Add Race to the Color tile on the Marks pane. It's helpful to introduce more contrast between the marks by clicking the Color tile. By default, the two most common race categories end up having very similar colors.
Change the opacity of the marks by clicking the Color tile to better see overlap and density. Somewhere around 60%-70% works for this instance.
Change the marks to filled dots by clicking the Shape tile.
Increase the size of the axes text by right-clicking each axis, format, font to 12pt.
Fill the entire space of the dashboard by clicking the Standard drop-down in the icon menu bar at the top of the screen and selecting Entire View.
Rename the title to something more descriptive by double-clicking the sheet title.
You now have an interactive client priority matrix! End users can hover over each dot to identify long-stay clients or clients with high VI-SPDAT scores and prioritize efforts to find resolutions. Think about how you would introduce this visualization to your teammates and talk through how they can draw insights from the data.

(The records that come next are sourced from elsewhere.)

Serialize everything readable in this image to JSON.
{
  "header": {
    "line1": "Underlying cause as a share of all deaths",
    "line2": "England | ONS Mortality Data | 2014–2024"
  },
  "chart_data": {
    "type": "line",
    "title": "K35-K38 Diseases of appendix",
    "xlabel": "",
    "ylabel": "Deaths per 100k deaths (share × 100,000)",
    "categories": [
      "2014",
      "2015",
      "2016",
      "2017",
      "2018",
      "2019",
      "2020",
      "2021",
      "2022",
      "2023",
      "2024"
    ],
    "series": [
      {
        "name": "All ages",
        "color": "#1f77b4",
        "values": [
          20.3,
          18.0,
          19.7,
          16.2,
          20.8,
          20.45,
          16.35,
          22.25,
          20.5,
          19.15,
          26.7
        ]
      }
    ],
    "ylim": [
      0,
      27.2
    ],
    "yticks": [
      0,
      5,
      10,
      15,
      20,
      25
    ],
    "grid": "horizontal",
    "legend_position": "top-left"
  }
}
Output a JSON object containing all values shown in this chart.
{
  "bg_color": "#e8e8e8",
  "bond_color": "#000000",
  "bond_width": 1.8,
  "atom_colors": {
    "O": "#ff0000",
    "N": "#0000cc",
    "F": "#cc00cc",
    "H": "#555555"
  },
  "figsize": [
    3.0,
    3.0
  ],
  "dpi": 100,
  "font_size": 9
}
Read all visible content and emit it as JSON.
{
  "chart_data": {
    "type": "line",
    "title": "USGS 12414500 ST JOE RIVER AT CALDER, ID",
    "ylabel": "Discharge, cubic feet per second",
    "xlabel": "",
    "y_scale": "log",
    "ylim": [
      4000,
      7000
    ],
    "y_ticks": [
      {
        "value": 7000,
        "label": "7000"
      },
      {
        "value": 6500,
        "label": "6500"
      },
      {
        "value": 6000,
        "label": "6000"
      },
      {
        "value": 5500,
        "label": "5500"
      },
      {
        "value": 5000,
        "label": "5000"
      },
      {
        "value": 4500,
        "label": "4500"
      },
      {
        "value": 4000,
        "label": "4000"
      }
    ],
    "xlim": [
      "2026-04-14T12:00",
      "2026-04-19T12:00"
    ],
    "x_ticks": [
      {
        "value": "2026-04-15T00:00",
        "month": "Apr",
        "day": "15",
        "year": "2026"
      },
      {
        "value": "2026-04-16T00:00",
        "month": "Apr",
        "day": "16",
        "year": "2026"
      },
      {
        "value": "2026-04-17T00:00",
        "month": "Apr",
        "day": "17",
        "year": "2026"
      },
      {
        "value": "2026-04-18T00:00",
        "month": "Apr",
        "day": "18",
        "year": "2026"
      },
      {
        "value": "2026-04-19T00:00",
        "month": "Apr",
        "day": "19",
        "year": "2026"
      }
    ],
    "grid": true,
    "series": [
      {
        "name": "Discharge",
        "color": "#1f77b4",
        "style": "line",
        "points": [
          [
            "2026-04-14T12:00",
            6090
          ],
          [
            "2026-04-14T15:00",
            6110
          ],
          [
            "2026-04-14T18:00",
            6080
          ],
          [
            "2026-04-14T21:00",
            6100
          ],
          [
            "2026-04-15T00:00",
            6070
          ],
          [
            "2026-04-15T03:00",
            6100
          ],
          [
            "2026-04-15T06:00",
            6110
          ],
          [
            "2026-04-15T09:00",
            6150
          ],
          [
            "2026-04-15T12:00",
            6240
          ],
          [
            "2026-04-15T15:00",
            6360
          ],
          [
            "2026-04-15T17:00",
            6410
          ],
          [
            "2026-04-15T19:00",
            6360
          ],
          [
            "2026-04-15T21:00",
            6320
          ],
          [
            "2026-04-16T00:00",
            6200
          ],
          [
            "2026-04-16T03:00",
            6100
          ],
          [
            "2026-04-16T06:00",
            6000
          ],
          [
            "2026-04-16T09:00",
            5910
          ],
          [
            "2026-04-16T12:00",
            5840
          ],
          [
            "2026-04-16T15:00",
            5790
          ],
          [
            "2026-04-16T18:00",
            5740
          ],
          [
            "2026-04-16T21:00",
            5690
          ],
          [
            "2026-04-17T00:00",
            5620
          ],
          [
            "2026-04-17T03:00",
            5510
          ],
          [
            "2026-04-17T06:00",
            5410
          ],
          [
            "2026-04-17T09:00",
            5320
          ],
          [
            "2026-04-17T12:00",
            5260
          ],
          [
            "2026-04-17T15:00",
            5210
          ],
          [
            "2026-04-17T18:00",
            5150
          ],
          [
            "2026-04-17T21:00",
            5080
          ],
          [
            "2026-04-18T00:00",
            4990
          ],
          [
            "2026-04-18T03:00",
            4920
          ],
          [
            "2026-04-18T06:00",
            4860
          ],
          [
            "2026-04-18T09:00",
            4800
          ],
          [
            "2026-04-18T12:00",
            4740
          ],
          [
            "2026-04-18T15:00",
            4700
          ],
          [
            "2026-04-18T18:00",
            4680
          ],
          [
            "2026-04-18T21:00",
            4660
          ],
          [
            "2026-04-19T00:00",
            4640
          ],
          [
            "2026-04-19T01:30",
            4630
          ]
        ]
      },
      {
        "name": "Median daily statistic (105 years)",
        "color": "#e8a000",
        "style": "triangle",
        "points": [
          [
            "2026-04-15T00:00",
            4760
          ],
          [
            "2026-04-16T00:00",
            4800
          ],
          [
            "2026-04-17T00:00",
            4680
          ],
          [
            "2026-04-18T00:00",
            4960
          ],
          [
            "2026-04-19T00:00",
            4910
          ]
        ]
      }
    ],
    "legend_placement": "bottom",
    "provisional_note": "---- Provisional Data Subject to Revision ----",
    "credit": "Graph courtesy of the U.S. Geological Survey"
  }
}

It's time to bring the your length of time calculation skills to your community! The core of this priority matrix only requires four columns of data (or equivalents) that should be included in every by-name list:
Client ID
Date of Identification
Exit Date
VI-SPDAT
You can either create a new excel file based off the template or directly replace the data in the original excel file with your own. The rest of the columns of data in the template are optional and can be overwritten with your own demographic or programmatic fields.
If you created a new data source with your community data, try going through the exercise again with your own data. It'll be easier the second time!
If you overwrote the template, right click the Client Snapshot data source in the data source pane and click Refresh. Any new fields you introduce that aren't a part of the example data will break the filter and coloring of the final viz but those can be easily replaced with your own fields.
What kinds of insights can you draw from your own data?
If you're interested in a few extra challenges in the original example data, make sure you have a clean connection to the original file and try to make visualizations that inform these questions:
On average, are there disparities in LOT to exit across racial lines?
What would a Days Homeless x Age priority matrix look like?
What does the distribution of clients across decades look like? Is there a difference in this distribution across veteran status?
Download the workbook at the top of the page to see some examples of solutions. There's no one right answer!